Monday, October 22, 2012

predictions for unitarian universalism

While I was writing my sermon for Sunday on the changes I see in the offing for churches, I went off on a two page tangent of predictions for Unitarian Universalism.  I really have no basis for these beyond my observations, trends, some knowledge of history, and my understanding of human behavior.  Thus, there isn't anything to link to in order to make anything clearer or to inform anyone of what I'm thinking.  They're the written equivalent of doodling.

If I had to offer up predictions based on history and the trends I see, they would be at best educated guesses. No one could have seen the development of UU into what it is fifty years ago and likewise no one can guess what our grandchildren will make it. But if I had to these are my guesses.

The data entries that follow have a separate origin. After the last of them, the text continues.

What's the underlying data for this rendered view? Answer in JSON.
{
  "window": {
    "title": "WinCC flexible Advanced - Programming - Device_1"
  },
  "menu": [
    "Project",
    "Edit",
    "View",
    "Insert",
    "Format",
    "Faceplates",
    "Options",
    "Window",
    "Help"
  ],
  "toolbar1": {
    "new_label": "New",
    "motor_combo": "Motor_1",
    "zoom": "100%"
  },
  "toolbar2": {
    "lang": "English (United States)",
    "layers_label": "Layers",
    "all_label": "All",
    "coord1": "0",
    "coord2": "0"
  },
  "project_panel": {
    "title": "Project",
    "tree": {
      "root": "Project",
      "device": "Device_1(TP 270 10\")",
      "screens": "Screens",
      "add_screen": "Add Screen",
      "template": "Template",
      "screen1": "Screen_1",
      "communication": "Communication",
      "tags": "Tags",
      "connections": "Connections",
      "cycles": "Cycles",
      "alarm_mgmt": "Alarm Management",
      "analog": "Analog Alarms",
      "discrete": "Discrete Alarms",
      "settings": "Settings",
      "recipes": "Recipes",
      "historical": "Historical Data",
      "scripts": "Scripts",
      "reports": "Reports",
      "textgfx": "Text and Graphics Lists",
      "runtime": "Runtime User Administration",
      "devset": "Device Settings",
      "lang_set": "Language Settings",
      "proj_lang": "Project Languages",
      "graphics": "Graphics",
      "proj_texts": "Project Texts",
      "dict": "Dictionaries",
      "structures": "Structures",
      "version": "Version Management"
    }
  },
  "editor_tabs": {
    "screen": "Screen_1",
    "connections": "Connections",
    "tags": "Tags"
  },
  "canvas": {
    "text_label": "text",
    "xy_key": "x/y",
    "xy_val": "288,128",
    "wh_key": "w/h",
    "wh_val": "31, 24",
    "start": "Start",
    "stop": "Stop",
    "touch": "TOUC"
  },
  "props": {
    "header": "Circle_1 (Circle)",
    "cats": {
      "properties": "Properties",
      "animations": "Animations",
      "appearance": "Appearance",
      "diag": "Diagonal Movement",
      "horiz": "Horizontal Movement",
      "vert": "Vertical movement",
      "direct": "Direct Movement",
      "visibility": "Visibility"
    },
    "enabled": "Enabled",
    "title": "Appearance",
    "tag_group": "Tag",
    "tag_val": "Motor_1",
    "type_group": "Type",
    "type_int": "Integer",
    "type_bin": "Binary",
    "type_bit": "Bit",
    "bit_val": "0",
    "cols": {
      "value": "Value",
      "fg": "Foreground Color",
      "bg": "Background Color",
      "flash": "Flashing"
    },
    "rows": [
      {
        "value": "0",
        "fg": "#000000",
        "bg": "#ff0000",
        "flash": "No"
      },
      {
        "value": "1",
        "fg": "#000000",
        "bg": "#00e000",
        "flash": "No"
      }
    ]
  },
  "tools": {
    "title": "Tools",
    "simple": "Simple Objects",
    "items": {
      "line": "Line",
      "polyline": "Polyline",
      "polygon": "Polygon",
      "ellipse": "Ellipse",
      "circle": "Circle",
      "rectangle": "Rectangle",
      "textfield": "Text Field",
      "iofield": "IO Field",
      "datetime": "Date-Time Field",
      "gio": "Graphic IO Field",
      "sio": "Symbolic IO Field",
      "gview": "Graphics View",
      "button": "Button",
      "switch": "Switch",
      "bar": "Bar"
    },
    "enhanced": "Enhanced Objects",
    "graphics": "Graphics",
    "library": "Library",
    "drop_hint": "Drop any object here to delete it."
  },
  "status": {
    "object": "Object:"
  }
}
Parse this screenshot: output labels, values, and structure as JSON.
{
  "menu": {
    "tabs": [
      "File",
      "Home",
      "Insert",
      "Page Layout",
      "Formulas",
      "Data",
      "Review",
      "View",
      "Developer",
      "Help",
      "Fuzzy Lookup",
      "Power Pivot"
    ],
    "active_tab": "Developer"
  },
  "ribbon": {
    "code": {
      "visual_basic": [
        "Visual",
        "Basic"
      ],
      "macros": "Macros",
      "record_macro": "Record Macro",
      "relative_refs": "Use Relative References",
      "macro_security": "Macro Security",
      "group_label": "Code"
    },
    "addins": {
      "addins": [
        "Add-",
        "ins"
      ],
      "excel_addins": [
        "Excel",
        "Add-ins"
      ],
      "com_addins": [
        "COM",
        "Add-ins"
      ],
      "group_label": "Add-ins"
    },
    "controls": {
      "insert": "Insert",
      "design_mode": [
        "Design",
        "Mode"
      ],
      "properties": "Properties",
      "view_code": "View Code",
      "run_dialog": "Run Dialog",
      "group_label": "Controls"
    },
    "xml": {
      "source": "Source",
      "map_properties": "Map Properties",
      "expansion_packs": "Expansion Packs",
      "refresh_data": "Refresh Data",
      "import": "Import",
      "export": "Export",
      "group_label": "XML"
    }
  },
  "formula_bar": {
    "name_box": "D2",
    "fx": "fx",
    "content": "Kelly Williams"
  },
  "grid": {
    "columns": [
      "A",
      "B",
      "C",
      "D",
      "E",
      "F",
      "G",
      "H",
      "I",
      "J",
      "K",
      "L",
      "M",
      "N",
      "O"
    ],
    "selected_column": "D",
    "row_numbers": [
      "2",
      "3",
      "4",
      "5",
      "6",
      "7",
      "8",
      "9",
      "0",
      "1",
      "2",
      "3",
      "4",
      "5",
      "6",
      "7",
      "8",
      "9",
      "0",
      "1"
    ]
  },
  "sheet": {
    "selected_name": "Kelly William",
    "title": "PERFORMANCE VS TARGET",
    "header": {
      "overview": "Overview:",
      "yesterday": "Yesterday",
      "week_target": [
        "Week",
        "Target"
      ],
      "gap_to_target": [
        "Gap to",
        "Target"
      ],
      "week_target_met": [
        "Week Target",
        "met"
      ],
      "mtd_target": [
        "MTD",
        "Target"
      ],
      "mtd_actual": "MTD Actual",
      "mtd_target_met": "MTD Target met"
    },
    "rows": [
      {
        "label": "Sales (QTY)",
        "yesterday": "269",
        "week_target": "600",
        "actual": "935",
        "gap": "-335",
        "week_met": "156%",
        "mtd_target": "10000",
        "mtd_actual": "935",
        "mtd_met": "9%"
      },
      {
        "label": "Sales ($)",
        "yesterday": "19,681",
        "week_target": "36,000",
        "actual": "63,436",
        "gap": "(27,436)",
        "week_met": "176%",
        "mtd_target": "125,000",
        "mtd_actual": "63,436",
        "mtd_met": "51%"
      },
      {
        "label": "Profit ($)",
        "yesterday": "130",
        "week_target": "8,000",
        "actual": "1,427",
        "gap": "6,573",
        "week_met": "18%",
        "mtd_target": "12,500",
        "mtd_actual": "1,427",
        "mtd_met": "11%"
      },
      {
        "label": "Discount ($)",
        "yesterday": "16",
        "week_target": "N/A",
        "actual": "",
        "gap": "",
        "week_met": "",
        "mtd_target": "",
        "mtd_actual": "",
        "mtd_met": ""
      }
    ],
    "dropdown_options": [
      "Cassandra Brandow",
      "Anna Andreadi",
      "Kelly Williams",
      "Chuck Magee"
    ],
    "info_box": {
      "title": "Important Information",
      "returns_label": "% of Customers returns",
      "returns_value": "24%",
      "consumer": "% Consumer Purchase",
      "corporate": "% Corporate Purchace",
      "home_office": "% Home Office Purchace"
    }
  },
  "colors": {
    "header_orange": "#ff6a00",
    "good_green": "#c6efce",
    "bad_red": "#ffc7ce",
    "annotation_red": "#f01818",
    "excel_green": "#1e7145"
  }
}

For our faith: I suspect we’ll either disappear almost completely, except for a couple thousand adherents scattered among big cities or we’ll be subsumed back into liberal Christianity. The disappearance would likely be for the same reasons as the disappearance of the Universalists, that our basic premise of treating each other well in the here and now, irrespective of an afterlife or a deity, will have become so ubiquitous that there won’t be a reason for something exclusively devoted to it. Alternatively, we could find ourselves needing to merge with another religious group in order to continue and the ones I suspect we would have the most points of contact with would be the United Church of Christ or the Disciples of Christ, although both of those groups might also find themselves in the same straits we would be in.


For our corporate body, if we continue on our own: I’m pretty certain there will be no brick-and-mortar UU fellowships or churches, again with the exception maybe of some of the larger congregations in big cities like Boston or St. Louis where the membership might still number a thousand or more. But the rest of us will likely meet through the auspices of something like the Church of the Larger Fellowship, an umbrella group that prepares and delivers services, probably over Skype or something like it. We tend to like to be together physically and we like to eat so we might return to the early Christian church tradition of gathering as an eating society. Imagine that, an entire denomination whose worship revolves around potlucks. I suspect we’ll be one of the first groups to give up Sunday morning services as that is proving to hold a lot of congregations back: worship and Sabbath, which were exclusively single-day events, are religious concepts that are proving most vulnerable to the need for individual rather than group definition. If I had my druthers services would be more like AA meetings in bigger cities: there’d be one happening somewhere in an area three or four times a day and you attend the one closest to the time you’re free and you attend as many during a week as you feel you need.


Our ministers: Not so long ago one of the professors in my UU polity class mentioned in passing that at the current time there are only roughly 700 UU ministerial jobs available. By that I think he meant parish jobs, full and part time, and only in the US, so if we include chaplains and congregations in Canada and Australia and other commonwealths, that’s likely to add a few hundred more. But the point is clear: there are fewer positions to be split among greater numbers of people. Places like United and Union, Starr King and Meadville Lombard, are no more likely to cut back their graduate recruitment efforts than any other graduate school. We’re fast approaching a glut on the UU ministerial market similar to the one on the English teacher market. Ministerial work will continue but it’ll look less I think like Protestant ministerial work—parish-focused—and more like the Catholic orders—socially focused, working with addiction and the homeless and the elderly and children in crisis. If I’m wrong about the coming ubiquity of UU principles in mainstream religions I think we’ll be needed in these positions more than ever.